И вся — заверчена волчком.

До сизых сумерек вечерних

прощально буйствуют кругом

ее цветные листопады,

цветные ветры и дожди…

И — мимолетно,

где-то рядом,

рукой дотронешься почти

до колдовского полусвета

или волшебной полумглы,

мелькнет — и нету —

бабье лето,

и эхо дальнего — «курлы-ы» —

звучит знамением небесным,

что красота всегда права,

и сами просятся за песней

еще не спетые слова.

 

* * *

Стоит береза, щурится светло,

доверчиво протягивает ветки,

но врос в нее осколок тяжело,

отметиной оставшийся навеки.

 

И в горький час будить не перестал,

покуда цел хоть маленькой частицей,

он снова резонирует,

металл, —

сама собой земля не разрядится.

 

Пусть эти версты где-то позади

и светит людям небо голубое,

но даже поле с рожью перейти —

окажется, что шел по полю боя.

 

* * *

Позови меня, Память,

в ковыльные степи,

к силуэтам застав на границах Руси…

Не оттуда ли

зоркий по-прежнему стрепет

набирает свои над Придоньем круги?

Не оттуда ли,

прямо из летнего полдня,

под стремительной тенью крутого крыла

Куликово

во мне откликается поле

и татарская

целит под сердце стрела?

Я не первый, конечно,

и вряд ли последний…

Но, предчувствуя новый свой день впереди,

вновь молю тебя —

словно б сестру милосердья:

«Слышишь, Память?

Беду от меня отведи.

Еще рано мне — в землю.

Пахать ее нужно.

Созидать города.

Снаряжать корабли.

И однажды поверить в себя простодушно,

и — звездой

осенить

притяженье земли».

 

НА ЗАДОНСКОМ ШОССЕ

 

Гуще — запах полыни, и робко проклюнулась мята.

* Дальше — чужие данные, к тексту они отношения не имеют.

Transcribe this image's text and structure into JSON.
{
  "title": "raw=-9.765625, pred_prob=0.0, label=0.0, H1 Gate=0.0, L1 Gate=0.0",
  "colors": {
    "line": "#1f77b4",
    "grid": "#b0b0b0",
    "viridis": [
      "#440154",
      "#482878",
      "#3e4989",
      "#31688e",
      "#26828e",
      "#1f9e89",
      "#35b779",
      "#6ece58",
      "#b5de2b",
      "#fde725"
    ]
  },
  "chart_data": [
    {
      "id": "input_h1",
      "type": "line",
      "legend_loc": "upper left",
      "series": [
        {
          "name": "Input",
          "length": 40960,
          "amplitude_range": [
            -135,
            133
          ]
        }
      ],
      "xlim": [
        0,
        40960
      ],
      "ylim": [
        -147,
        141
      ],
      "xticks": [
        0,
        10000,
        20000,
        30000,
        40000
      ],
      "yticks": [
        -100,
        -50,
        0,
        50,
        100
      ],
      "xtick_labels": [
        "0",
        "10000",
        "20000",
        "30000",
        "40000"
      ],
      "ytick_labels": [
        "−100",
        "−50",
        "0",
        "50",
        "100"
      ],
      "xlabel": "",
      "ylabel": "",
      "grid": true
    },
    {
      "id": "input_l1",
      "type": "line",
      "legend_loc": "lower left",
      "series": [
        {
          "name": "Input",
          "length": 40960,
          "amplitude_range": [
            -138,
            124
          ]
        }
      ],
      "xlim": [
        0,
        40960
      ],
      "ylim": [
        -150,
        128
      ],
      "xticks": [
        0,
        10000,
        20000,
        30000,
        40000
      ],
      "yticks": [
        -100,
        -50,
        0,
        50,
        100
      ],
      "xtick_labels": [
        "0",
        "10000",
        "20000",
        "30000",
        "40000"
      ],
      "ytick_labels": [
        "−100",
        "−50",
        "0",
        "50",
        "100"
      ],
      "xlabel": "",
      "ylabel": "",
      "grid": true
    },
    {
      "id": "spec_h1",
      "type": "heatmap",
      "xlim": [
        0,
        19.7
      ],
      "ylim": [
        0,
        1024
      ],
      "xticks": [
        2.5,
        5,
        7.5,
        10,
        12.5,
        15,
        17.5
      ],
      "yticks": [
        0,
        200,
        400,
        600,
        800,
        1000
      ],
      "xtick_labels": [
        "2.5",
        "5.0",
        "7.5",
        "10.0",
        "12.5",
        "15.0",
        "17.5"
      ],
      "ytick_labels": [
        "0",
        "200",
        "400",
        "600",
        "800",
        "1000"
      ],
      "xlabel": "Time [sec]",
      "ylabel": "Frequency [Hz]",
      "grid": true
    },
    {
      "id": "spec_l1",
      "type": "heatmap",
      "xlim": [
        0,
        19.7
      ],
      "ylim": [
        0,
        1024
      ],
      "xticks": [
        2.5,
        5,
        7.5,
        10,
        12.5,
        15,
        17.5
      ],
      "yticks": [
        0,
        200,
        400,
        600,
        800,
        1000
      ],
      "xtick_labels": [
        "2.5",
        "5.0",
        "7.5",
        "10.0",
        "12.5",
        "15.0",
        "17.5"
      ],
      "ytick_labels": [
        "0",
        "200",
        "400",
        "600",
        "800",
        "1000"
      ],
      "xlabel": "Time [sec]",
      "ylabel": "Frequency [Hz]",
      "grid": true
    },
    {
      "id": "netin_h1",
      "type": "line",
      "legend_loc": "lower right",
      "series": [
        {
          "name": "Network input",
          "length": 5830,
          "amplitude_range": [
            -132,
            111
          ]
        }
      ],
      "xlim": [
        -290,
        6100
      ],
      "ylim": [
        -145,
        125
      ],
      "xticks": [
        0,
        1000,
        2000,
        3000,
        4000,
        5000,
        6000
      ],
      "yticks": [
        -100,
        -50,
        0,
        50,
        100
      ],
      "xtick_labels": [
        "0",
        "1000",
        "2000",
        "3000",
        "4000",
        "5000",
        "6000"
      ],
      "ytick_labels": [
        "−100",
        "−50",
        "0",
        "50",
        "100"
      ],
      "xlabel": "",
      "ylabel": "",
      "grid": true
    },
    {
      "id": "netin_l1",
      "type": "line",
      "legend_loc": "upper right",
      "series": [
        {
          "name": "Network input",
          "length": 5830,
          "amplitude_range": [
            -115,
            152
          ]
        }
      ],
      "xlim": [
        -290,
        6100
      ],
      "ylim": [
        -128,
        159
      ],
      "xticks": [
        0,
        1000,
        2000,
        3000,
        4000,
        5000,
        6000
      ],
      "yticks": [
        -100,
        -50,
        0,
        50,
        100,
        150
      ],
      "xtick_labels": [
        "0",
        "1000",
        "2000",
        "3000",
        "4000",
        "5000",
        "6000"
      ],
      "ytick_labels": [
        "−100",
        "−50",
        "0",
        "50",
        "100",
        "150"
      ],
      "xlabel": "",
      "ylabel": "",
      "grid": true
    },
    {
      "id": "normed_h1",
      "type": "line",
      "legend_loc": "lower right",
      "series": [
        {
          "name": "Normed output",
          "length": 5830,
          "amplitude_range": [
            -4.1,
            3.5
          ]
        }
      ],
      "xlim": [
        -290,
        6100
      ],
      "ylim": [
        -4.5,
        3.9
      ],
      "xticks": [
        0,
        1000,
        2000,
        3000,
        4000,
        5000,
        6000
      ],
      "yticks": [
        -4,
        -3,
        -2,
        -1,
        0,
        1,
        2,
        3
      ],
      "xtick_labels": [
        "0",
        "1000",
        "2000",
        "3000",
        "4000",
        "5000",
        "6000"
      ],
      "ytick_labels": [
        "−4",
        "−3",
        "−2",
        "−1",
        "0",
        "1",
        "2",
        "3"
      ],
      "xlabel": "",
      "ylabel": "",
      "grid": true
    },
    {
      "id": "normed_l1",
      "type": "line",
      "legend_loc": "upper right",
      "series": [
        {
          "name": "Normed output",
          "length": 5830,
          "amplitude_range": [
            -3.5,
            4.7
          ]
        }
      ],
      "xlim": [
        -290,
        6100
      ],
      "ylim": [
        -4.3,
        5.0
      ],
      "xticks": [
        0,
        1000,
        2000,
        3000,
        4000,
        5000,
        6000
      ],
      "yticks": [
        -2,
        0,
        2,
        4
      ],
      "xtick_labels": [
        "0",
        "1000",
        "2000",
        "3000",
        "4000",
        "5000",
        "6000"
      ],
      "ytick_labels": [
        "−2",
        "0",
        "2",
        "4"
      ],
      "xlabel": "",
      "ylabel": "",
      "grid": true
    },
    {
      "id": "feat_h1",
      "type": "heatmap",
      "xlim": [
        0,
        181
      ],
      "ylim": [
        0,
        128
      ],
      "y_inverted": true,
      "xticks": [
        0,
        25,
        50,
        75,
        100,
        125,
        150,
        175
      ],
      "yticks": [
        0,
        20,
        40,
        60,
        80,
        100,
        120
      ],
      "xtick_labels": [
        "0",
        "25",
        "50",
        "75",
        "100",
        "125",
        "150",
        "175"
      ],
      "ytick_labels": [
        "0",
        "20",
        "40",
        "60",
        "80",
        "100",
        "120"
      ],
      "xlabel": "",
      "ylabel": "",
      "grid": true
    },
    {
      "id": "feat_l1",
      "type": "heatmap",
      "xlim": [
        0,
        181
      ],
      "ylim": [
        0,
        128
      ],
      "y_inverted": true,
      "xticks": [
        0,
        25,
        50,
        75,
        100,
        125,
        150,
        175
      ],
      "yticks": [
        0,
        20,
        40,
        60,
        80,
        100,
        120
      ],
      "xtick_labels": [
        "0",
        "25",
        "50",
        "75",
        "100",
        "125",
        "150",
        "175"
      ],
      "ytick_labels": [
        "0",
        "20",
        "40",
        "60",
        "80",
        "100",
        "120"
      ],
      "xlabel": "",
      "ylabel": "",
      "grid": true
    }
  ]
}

На Задонском шоссе даже травы цветут виновато.

Даже птицы спешат облететь неуютное место,

где гнетет тишина

и где в горле дыханию тесно.

 

Нет покоя душе,

и не жди тут душевной отрады.

На Задонском шоссе умирали когда-то солдаты.

Припадали к земле побуревшей небритой щекою.

Только мертвым бойцам разрешалось

уйти с поля боя.

А куда им идти?

Кто — в металле,

кто — в камне,

кто — в песне —

тут они, на Задонском,

прописаны с памятью вместе.

И опять достаем довоенного года альбомы —

до чего ж молодых

присылали сюда военкомы!

И того старшину я совсем не признаю,

наверно,

что приходит сюда, проводя поименно поверку.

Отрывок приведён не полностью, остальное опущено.